Why compile unit is (variant, layer) and not (variant, role) or (variant, role, layer)

Not (variant, role)

Because role is not a compilation boundary.

Role is a logical grouping of results.

Not (variant, role, layer)

Because role does not define the compile unit itself.

A compile unit is a unit of compilation, not a unit of publication grouping.

Correct interpretation

  • (variant, layer) = compile unit
  • (variant, role) = logical result group
  • (variant, role, layer) = membership relation between them

This is the most coherent separation.


Model boundaries

What belongs to variants

  • declared domains: Layer, Role, Variant
  • normalized relation (variant, role, layer)
  • finalization lifecycle
  • finalized VariantsView

What belongs to derived views

  • compile units: (variant, layer)
  • role projections: (variant, role)

What belongs to variantSources

  • source semantics of layers
  • source materialization rules
  • lazy GenericSourceSet provisioning
  • source adapter integration

What does not belong to variants

  • source directories
  • base paths
  • output declarations
  • source set layout
  • task registration
  • compiler-specific assumptions

Design principles

1. Keep the core model small

The core model should only contain domain facts.

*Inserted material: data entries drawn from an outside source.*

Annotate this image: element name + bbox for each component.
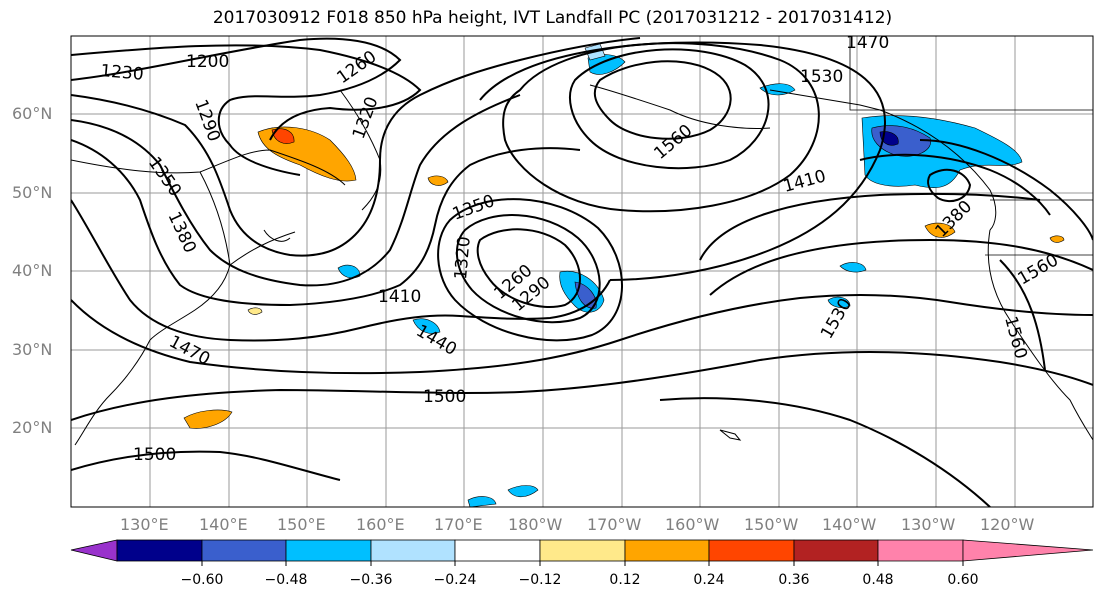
contour-label: 1530: [817, 295, 856, 342]
colorbar-tick-label: −0.36: [349, 572, 393, 588]
lon-label: 120°W: [980, 515, 1035, 534]
colorbar-tick-label: −0.48: [264, 572, 308, 588]
lon-label: 160°W: [665, 515, 720, 534]
contour-label: 1500: [133, 445, 176, 465]
colorbar-tick-label: −0.24: [433, 572, 477, 588]
contour-label: 1200: [186, 52, 229, 72]
height-contours: [71, 37, 1093, 507]
colorbar-tick-label: −0.60: [180, 572, 224, 588]
contour-label: 1530: [800, 67, 843, 87]
ivt-negative-shading: [337, 43, 1023, 507]
colorbar-bin: [201, 539, 287, 562]
lon-label: 140°W: [822, 515, 877, 534]
lon-label: 140°E: [199, 515, 248, 534]
colorbar-tick-label: 0.12: [609, 572, 641, 588]
ivt-positive-shading: [183, 126, 1065, 429]
contour-label: 1560: [650, 121, 696, 164]
contour-label: 1260: [333, 47, 380, 88]
contour-label: 1410: [781, 166, 828, 197]
colorbar-extend-high: [962, 539, 1094, 562]
colorbar-tick-label: 0.60: [947, 572, 979, 588]
colorbar-bin: [285, 539, 372, 562]
contour-label: 1380: [163, 209, 199, 257]
contour-label: 1320: [349, 94, 383, 141]
contour-label: 1410: [378, 287, 421, 307]
lon-label: 180°W: [508, 515, 563, 534]
colorbar-tick-label: 0.48: [862, 572, 894, 588]
lon-label: 130°W: [901, 515, 956, 534]
lon-label: 130°E: [120, 515, 169, 534]
contour-label: 1320: [451, 236, 475, 281]
colorbar-tick-label: 0.36: [778, 572, 810, 588]
lat-label: 50°N: [12, 183, 53, 202]
lon-label: 150°W: [744, 515, 799, 534]
colorbar-bin: [708, 539, 795, 562]
map-title: 2017030912 F018 850 hPa height, IVT Land…: [212, 8, 893, 28]
colorbar-tick-label: 0.24: [693, 572, 725, 588]
lon-label: 170°W: [587, 515, 642, 534]
lon-label: 160°E: [356, 515, 405, 534]
contour-label: 1500: [423, 387, 466, 407]
colorbar-bin: [539, 539, 626, 562]
lon-label: 150°E: [277, 515, 326, 534]
lat-label: 60°N: [12, 104, 53, 123]
contour-label: 1560: [1015, 250, 1062, 289]
colorbar-extend-low: [70, 539, 118, 562]
lat-label: 40°N: [12, 261, 53, 280]
colorbar-bin: [624, 539, 710, 562]
contour-label: 1230: [100, 61, 145, 85]
colorbar: [70, 539, 1094, 562]
colorbar-tick-label: −0.12: [518, 572, 562, 588]
colorbar-tick-marks: [201, 561, 964, 566]
contour-label: 1560: [1000, 314, 1031, 361]
colorbar-bin: [793, 539, 879, 562]
gridlines: [71, 36, 1093, 507]
contour-label: 1380: [931, 197, 976, 242]
colorbar-bin: [454, 539, 541, 562]
colorbar-bin: [370, 539, 456, 562]
contour-label: 1350: [450, 191, 497, 225]
lon-label: 170°E: [434, 515, 483, 534]
lat-label: 20°N: [12, 418, 53, 437]
map-frame: [70, 35, 1094, 508]
contour-label: 1470: [846, 33, 889, 53]
colorbar-bin: [877, 539, 964, 562]
borders: [849, 36, 1093, 256]
colorbar-bin: [116, 539, 203, 562]
lat-label: 30°N: [12, 340, 53, 359]
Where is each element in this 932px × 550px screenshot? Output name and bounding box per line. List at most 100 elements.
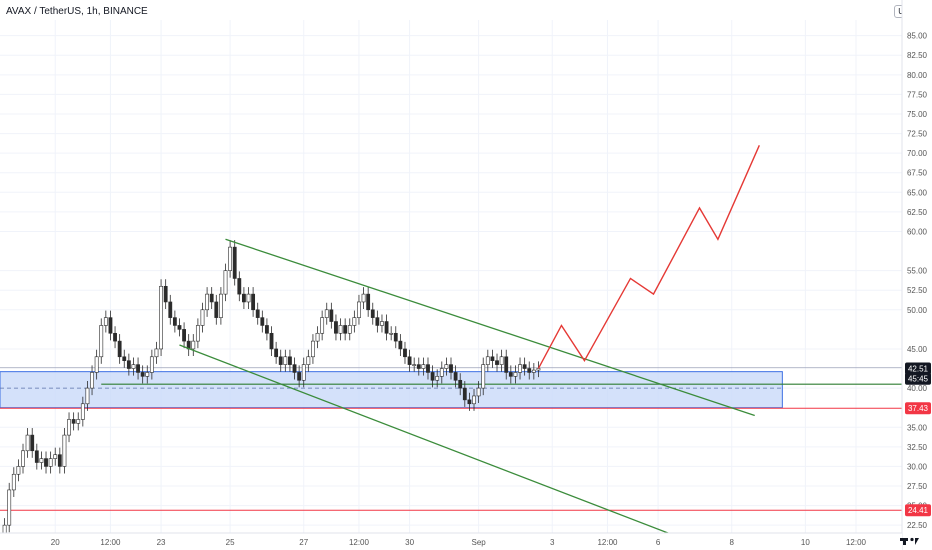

2. Separate domain truth from materialization

The existence of compile units comes from VariantsView, not from source rules.

3. Treat source materialization as infrastructure

variantSources is an interpretation layer, not the source of truth.

4. Prefer replayable finalized hooks

Adapters should not depend on raw Gradle lifecycle callbacks such as afterEvaluate.

5. Make late behavior explicit

Late configuration after materialization is a policy decision, not an implicit guarantee.

6. Keep heavy runtime objects behind providers

Materialized GenericSourceSet objects should remain behind a lazy API.


Summary

The model is intentionally split into two layers.

variants

A closed, finalized domain model:

  • Layer
  • Role
  • Variant
  • (variant, role, layer)

variantSources

An open, source-materialization layer:

  • layer source rules
  • compile-unit source set materialization
  • adapter-facing GenericSourceSet providers

Derived views

From the finalized variant model:

  • CompileUnitsView: (variant, layer)
  • RoleProjectionsView: (variant, role)

Operational interpretation

  • variant defines compilation semantics
  • layer partitions compilation
  • role groups results by purpose

This keeps the core model stable and minimal, while allowing source handling and adapter integration to remain flexible.